Moving is by no means an easy affair. To gain ground, I must kick with my feet and heave forward with my shoulders, pulling wherever possible with whichever arm is forward. The wriggling motion would look like a fish flopping on the shore if anyone could observe it through the rock. All I can see are the boots of the person ahead of me jerking and thumping against the walls. Round rock cobbles in the floor of the passage jab into my ribs and must be pushed aside to allow my torso to pass between the floor and the jagged ceiling. When I make it out of the crawlway, it is into a small sloped room that leads immediately to another crawl, but which is large enough for a few of us to rest.
I am tired from the exertion, my knees and elbows are sore, and lying against the stone allows me to gingerly discover what will be quite notable bruises by the end of the day.
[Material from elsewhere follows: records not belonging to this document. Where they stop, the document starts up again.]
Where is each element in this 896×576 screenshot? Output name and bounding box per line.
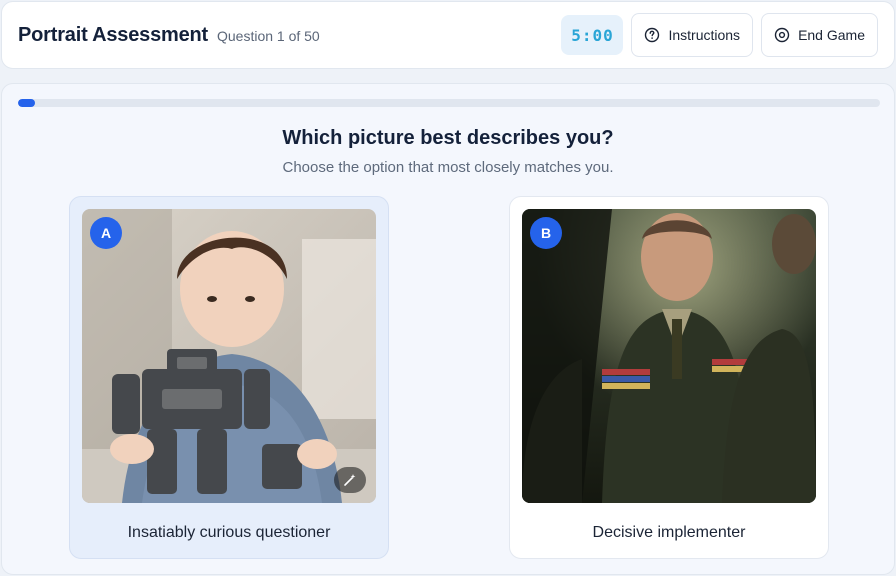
option-b-photo: B <box>522 209 816 503</box>
instructions-button[interactable]: Instructions <box>631 13 754 57</box>
question-text: Which picture best describes you? <box>282 127 614 149</box>
question-subtitle: Choose the option that most closely matc… <box>282 159 614 176</box>
stop-circle-icon <box>774 27 790 43</box>
header-controls: 5:00 Instructions End Game <box>561 13 878 57</box>
progress-bar <box>18 99 880 107</box>
progress-fill <box>18 99 36 107</box>
option-card-a[interactable]: A Insatiably curious questioner <box>69 196 389 559</box>
option-a-badge: A <box>90 217 122 249</box>
option-b-label: Decisive implementer <box>592 524 746 541</box>
end-game-button[interactable]: End Game <box>761 13 878 57</box>
question-counter: Question 1 of 50 <box>216 28 320 44</box>
option-a-label: Insatiably curious questioner <box>127 524 331 541</box>
option-b-badge: B <box>530 217 562 249</box>
option-a-photo: A <box>82 209 376 503</box>
help-circle-icon <box>645 27 660 43</box>
assessment-panel: Which picture best describes you? Choose… <box>1 83 895 575</box>
countdown-timer: 5:00 <box>561 15 624 55</box>
option-card-b[interactable]: B Decisive implementer <box>509 196 829 559</box>
instructions-label: Instructions <box>668 27 741 43</box>
end-game-label: End Game <box>798 27 865 43</box>
magic-wand-icon[interactable] <box>334 467 366 493</box>
top-bar: Portrait Assessment Question 1 of 50 5:0… <box>1 1 895 69</box>
page-title: Portrait Assessment <box>18 23 208 46</box>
My damp clothing is transferring heat into the rock, and the ceiling is still less than a foot from my face.
“How many more of these?” asks one of my companions. I am the leader on this trip—I know the cave, where to go and where not to, and can offer the knowledge that will ease their fears.
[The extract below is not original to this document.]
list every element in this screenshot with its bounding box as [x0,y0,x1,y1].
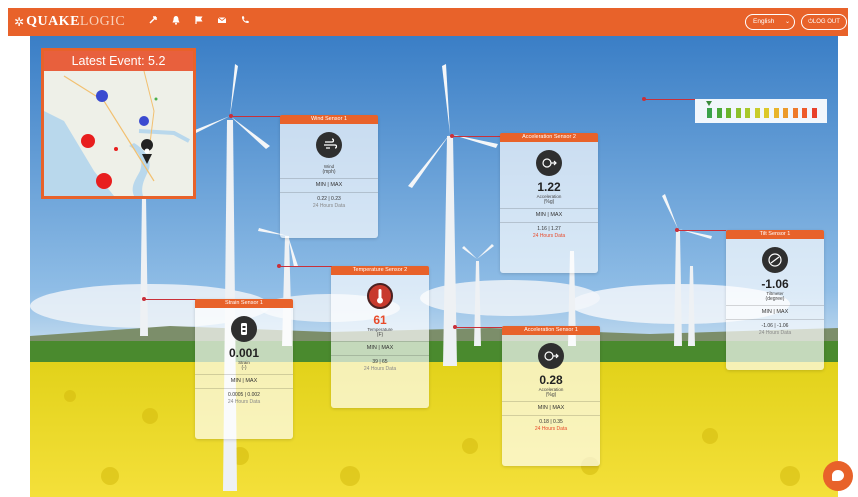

“Three,” I reply. “But they’re not so bad. Shorter. The last one is tight, but only a foot long, and the rest of it is mostly hands-and-knees crawling. We’re more than half-way in.” They are comforted—ahead is the promise of rest, large chambers, and lunch. Only a few more pinches to get through.
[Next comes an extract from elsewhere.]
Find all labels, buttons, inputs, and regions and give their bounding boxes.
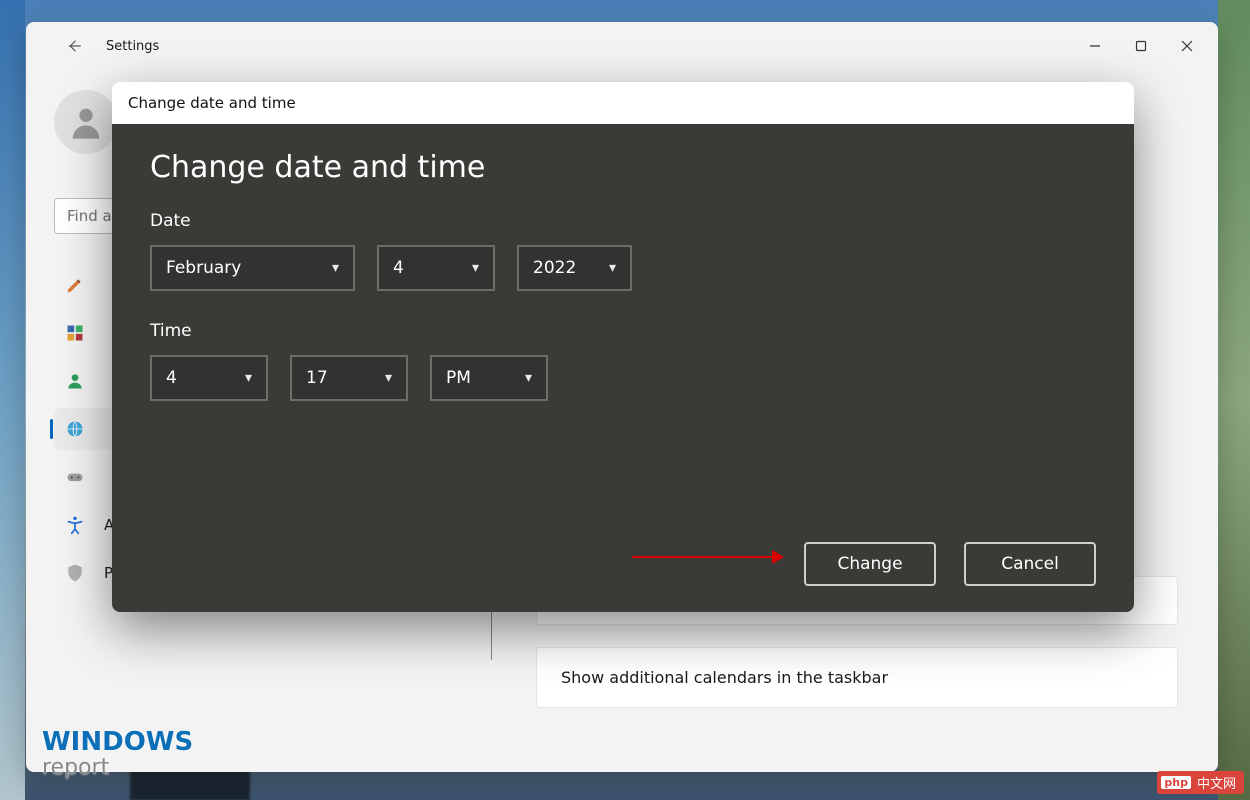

My first trip into this cave was with my friend Stacy when we were planning a college orientation trip years before. Then, my claustrophobia was still paramount, and we had been left by logistical necessity to find our way through this cave on our own. I still recall the apprehension I felt when Stacy and I came to the first pinch, or tight spot, in the cave. The Outdoor Program director had told us it was the easiest, but it looked about the size of a steering wheel. No human being could fit through that, I was sure. To attempt it would be the purest insanity. I was even more certain of this when I pushed through it into the crawl beyond, the crawl I have now just come out of. Then, what kept me going was only the absolute dread of going back. Now, it is second nature. I am aware that I am cold, tired, bruised, aching. I am aware that I am entombed beneath several hundred feet of solid rock, and that I am only going deeper in. And yet, despite all this, I am completely comfortable here.
Or, perhaps more accurately, I crave the discomfort of being here.